In another effort, Balganesh is working on hiring a contract research organization that will allow biologists to outsource their chemistry work. And OSDD has already done complete gene sequences for 100 strains of clinical and drug-resistant TB, and has contracted a small college to clone specific genes on demand from network researchers. That means that its students master cloning and sequencing, and OSDD researchers can get clones overnight.

The idea is to leverage the strengths of the open source model – the human resources available in the academic world — to overcome the public system's chronic shortage of funds.

“The ability to take risks with projects is limited in the pharma world. Time's a constraint, money is a constraint, resources are a constraint,” said Balganesh. “[Here] the risks are not lower, but because of the creative challenge you can take high-risk projects. The scientists are willing to invest their time because it's appealing, and if you crack it, it's a publication.”

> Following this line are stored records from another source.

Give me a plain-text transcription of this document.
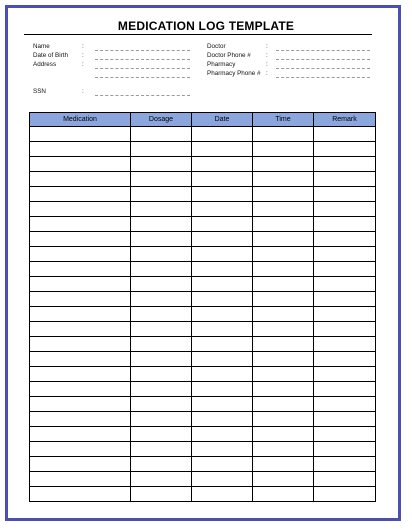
MEDICATION LOG TEMPLATE
Name	:
Date of Birth :
Address	:
SSN	:
Doctor	:
Doctor Phone # :
Pharmacy	:
Pharmacy Phone # :
Medication	Dosage	Date	Time	Remark
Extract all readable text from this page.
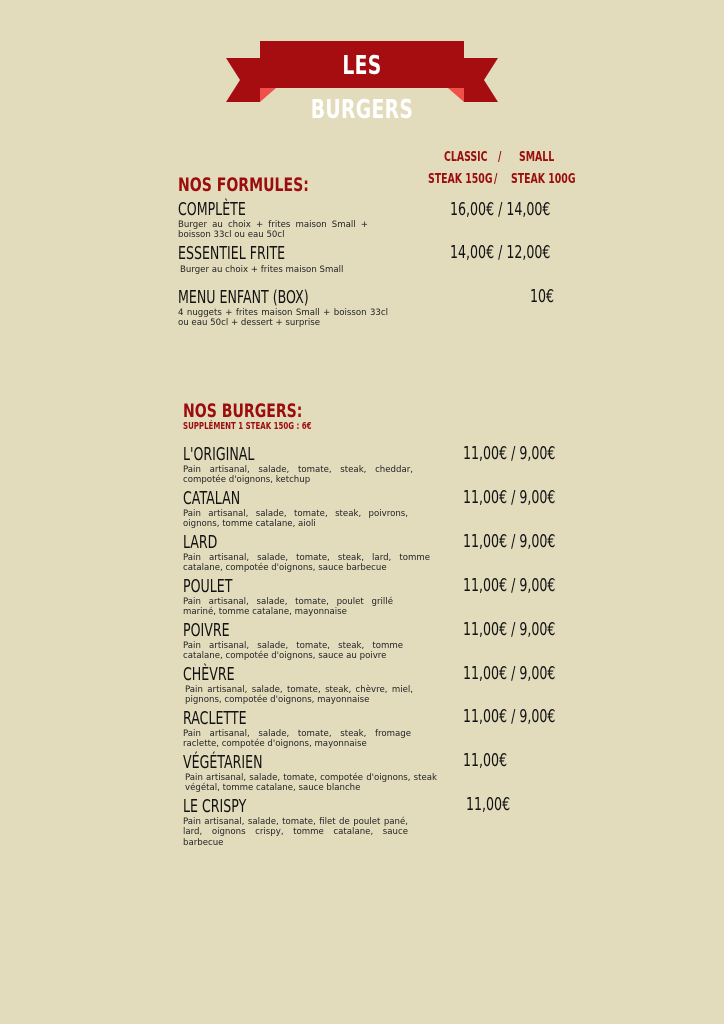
LES BURGERS
CLASSIC / SMALL
STEAK 150G / STEAK 100G
NOS FORMULES:
COMPLÈTE
Burger au choix + frites maison Small + boisson 33cl ou eau 50cl
16,00€ / 14,00€
ESSENTIEL FRITE
Burger au choix + frites maison Small
14,00€ / 12,00€
MENU ENFANT (BOX)
4 nuggets + frites maison Small + boisson 33cl ou eau 50cl + dessert + surprise
10€
NOS BURGERS:
SUPPLÉMENT 1 STEAK 150G : 6€
L'ORIGINAL
Pain artisanal, salade, tomate, steak, cheddar, compotée d'oignons, ketchup
11,00€ / 9,00€
CATALAN
Pain artisanal, salade, tomate, steak, poivrons, oignons, tomme catalane, aioli
11,00€ / 9,00€
LARD
Pain artisanal, salade, tomate, steak, lard, tomme catalane, compotée d'oignons, sauce barbecue
11,00€ / 9,00€
POULET
Pain artisanal, salade, tomate, poulet grillé mariné, tomme catalane, mayonnaise
11,00€ / 9,00€
POIVRE
Pain artisanal, salade, tomate, steak, tomme catalane, compotée d'oignons, sauce au poivre
11,00€ / 9,00€
CHÈVRE
Pain artisanal, salade, tomate, steak, chèvre, miel, pignons, compotée d'oignons, mayonnaise
11,00€ / 9,00€
RACLETTE
Pain artisanal, salade, tomate, steak, fromage raclette, compotée d'oignons, mayonnaise
11,00€ / 9,00€
VÉGÉTARIEN
Pain artisanal, salade, tomate, compotée d'oignons, steak végétal, tomme catalane, sauce blanche
11,00€
LE CRISPY
Pain artisanal, salade, tomate, filet de poulet pané, lard, oignons crispy, tomme catalane, sauce barbecue
11,00€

In other words, where companies like Pfizer and AstraZeneca have billions of dollars to spend, they're very jealous of that money, because so few drugs ever make it to market, and they devote precious little to diseases that won't pay even if they can be cured. The biggest advantage that OSDD has is scientists that are, essentially, willing to work for free.

“What I have seen is that the real bottom line is the emotional involvement,” said Balganesh. “This is a difficult disease. There are many scientific challenges. And solving it can really benefit the patient. That translates to emotional involvement, and that translates into people investing time.”